Brian Gongol
Stock-trading company causes its own miniature "flash crash"
One can see exactly how we got ourselves into the situation we're in today -- where a handful of companies with privilege and access are able to use computers to conduct instantaneous automated stock trades. And though none of the individual steps seems to have been wrong, the result is a real mess. And it's one in which those privileged firms try to convince themselves and the world that they're doing something of value by making stock markets more liquid. But liquidity itself isn't necessarily a good thing. If a plane crashed on a deserted island with 100 survivors, would anyone think it would serve any useful purpose to have ten of those survivors spend all day running back and forth, trading coconuts for seashells in order to ensure a "liquid market" for each? ■ The whole notion of high-frequency trading is based upon the notion of making lots of money by trading huge volumes of stock shares for very small profits. Hence algorithmic trading accounts for more than 60% of stock-market activity. But the whole notion is a total fallacy. Warren Buffett didn't get wealthy by swapping shares of stock all day for pennies a share. Real investing calls for discovering the real value (the so-called "intrinsic value") of a company, in terms of what it possesses and what it has the potential to create, and then acquiring a portion of ownership in that company when someone else is willing to sell it for a price below that intrinsic value. And because intrinsic value can only be estimated in very rough figures -- particularly because it involves making estimates ten years into the future -- one can only do it right by being extremely conservative and taking action only when the gap between the intrinsic value and the market price is big. It's practically the polar opposite of high-frequency trading.
How could Apple use its $117 billion in cash?
New York Times business reporter Andrew Ross Sorkin suggests acquisitions from Nuance (makers of voice-recognition software) to Twitter to RIM to Sprint. There's no doubt the company is on a profitable roll right now -- bringing in $9 billion from the start of April to the end of June. Interestingly, with $112 billion in shareholders' equity, the company already has $89 billion in "long-term marketable securities". In other words, Apple is behaving like a gigantic mutual fund that happens to have a $3-billion-a-month inflow. (Sorkin's $117 billion figure is the sum of the company's cash, short-term marketable securities, and long-term marketable securities.)

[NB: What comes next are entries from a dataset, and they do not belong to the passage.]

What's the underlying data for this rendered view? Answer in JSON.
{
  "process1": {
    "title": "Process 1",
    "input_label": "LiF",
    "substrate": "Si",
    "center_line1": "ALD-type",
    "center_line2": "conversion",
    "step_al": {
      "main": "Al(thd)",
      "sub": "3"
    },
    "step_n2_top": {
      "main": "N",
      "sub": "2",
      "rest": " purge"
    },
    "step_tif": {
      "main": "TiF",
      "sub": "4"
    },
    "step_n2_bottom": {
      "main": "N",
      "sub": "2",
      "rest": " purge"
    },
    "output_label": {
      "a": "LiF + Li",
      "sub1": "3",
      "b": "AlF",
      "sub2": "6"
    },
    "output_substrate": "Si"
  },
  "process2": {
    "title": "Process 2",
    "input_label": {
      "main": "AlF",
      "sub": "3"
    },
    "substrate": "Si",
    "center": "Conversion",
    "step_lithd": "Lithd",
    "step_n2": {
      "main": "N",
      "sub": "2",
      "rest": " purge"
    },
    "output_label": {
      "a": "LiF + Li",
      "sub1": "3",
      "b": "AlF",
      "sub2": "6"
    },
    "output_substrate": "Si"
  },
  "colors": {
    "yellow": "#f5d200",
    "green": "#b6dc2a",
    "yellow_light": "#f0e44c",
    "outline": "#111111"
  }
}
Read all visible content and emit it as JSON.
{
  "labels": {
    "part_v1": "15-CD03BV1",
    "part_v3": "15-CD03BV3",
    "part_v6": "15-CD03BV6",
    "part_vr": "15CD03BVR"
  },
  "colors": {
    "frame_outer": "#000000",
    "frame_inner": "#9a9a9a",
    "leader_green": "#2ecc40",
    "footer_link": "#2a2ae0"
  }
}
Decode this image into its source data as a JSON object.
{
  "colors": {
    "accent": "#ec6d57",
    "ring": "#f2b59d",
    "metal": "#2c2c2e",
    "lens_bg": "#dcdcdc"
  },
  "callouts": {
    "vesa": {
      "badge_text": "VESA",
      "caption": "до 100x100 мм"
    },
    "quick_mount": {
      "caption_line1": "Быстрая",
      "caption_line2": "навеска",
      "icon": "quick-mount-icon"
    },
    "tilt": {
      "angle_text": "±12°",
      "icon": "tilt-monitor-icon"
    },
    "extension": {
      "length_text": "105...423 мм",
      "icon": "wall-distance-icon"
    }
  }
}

Senate takes summer break without approving cybersecurity bill
That may be a good thing -- the Federal government has already made it clear it demands broad powers in case of a meaningful cyber-attack, and there are reasonable concerns that the bill as proposed would violate our expectations of privacy. The bill, called the Cybersecurity Act of 2012, does address an important matter -- cyber-attacks could be dreadful if carried out by an effective and motivated party. But we're talking about the same Federal government that failed to anticipate the means and methods of the 9/11 attacks, and couldn't respond quickly enough on that day to scramble armed fighters to protect the White House. In other words, their ability to anticipate threats and prepare appropriately is doubtful. Considering the speed at which Internet technologies change and evolve, it's hard to believe that a great deal of codification will make us safer. What might, on the other hand, is if insurance carriers were to start imposing real dollars-and-cents costs on companies that need coverage but that haven't initiated adequate cybersecurity protections.
We need a word other than "rich"
A Tumblr account re-posts pictures posted on Instagram of young people flaunting their spending. The name of the blog is "Rich Kids of Instagram", and that's probably the name most people would give it anyway. But there's something a little wrong about that title. "Rich" is one thing..."spoiled" is another. But then again, there are children in families with little or no money that are still spoiled rotten. "Overprivileged" just sounds whiny, but "wealthy" isn't the right word, either -- especially because the people who really get and stay rich from generation to generation aren't out blowing money on Ferraris for their children or $14,000 bar tabs. And they definitely aren't bragging about it on Twitter and Instagram. That's just short-term conspicuous consumption.
New evidence: Some cancers may come from rogue stem cells
That's as opposed to the theory that they come from mutations to already-differentiated cells.
New Illinois law says companies can't ask for employee passwords on social-networking sites
Is sports photography a dying art?
Great photos will continue to be produced, no doubt. But one has to wonder whether there will long be a point to having photographers even bother to try capturing still images. As HD video recording becomes easier to perform with ever-smaller cameras, won't we likely reach a point -- soon -- when someone can simply carry a camera, set it to snap pictures at a rate approaching that of video, and simply go back and take still frames from the video? Naturally, there will be matters of exposure time and shutter time to adjust and tweak, but photographers already routinely set their cameras to take multiple shots in a "machine-gun"/continuous/burst mode. Aren't we getting quite close to the time when that burst mode becomes virtually continuous...all the time? The point here being that perhaps in the next era, what matters won't be the ability to take the perfect action shot, so much as to be able to pick it out.